The researchers used advanced laboratory and experimental models to uncover how B-cells contribute to immunotherapy resistance in liver cancer. Using liver cancer mouse models, they tested treatments that either blocked B-cells or targeted immune pathways.
They found that when tumors stopped responding to immunotherapy, B-cells moved into the tumor and formed clusters that looked like special immune structures called tertiary lymphoid tissues.
“Combining B-cell depletion with immunotherapy (anti-PD-1 ICB or the STING agonist BMS-986301) significantly improved survival and reduced metastasis,” said the author. “These exciting findings suggest that targeting B-cells or their signaling pathways could overcome acquired resistance and enhance the effectiveness of cancer immunotherapy, including in cases where the disease has spread.”
Scientists have identified a promising strategy to improve liver cancer immunotherapy: targeting B-cells. While immunotherapy has transformed cancer treatment by activating T-cells—a type of immune cell that fights cancerous cells—many patients still fail to respond. New research shows that B-cells—another type of immune cells that fight infections—may play a surprising role in limiting immunotherapy’s effectiveness.

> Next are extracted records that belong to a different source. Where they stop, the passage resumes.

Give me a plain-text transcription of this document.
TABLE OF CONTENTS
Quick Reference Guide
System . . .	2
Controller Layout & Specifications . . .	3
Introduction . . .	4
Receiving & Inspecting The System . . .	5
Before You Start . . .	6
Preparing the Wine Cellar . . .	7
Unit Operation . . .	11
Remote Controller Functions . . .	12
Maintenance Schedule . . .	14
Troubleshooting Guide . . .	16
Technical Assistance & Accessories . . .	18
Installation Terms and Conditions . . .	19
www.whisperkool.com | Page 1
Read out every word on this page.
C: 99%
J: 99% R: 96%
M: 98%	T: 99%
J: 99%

The study was recently published in Nature Communications. The study’s principal investigator said that most current research efforts are focusing on activating T-cells against cancers. This study showed tumor-associated B-cells can create an environment that suppresses T-cell activity, allowing cancer cells to escape immune attacks.
“We observed a significant rise in B-cell activity in the tumor, suggesting they may play an important role in how cancer escapes treatment,” said the author. “By blocking these immunosuppressive B-cells, we may be able to remove this barrier and enhance the power of immunotherapy.”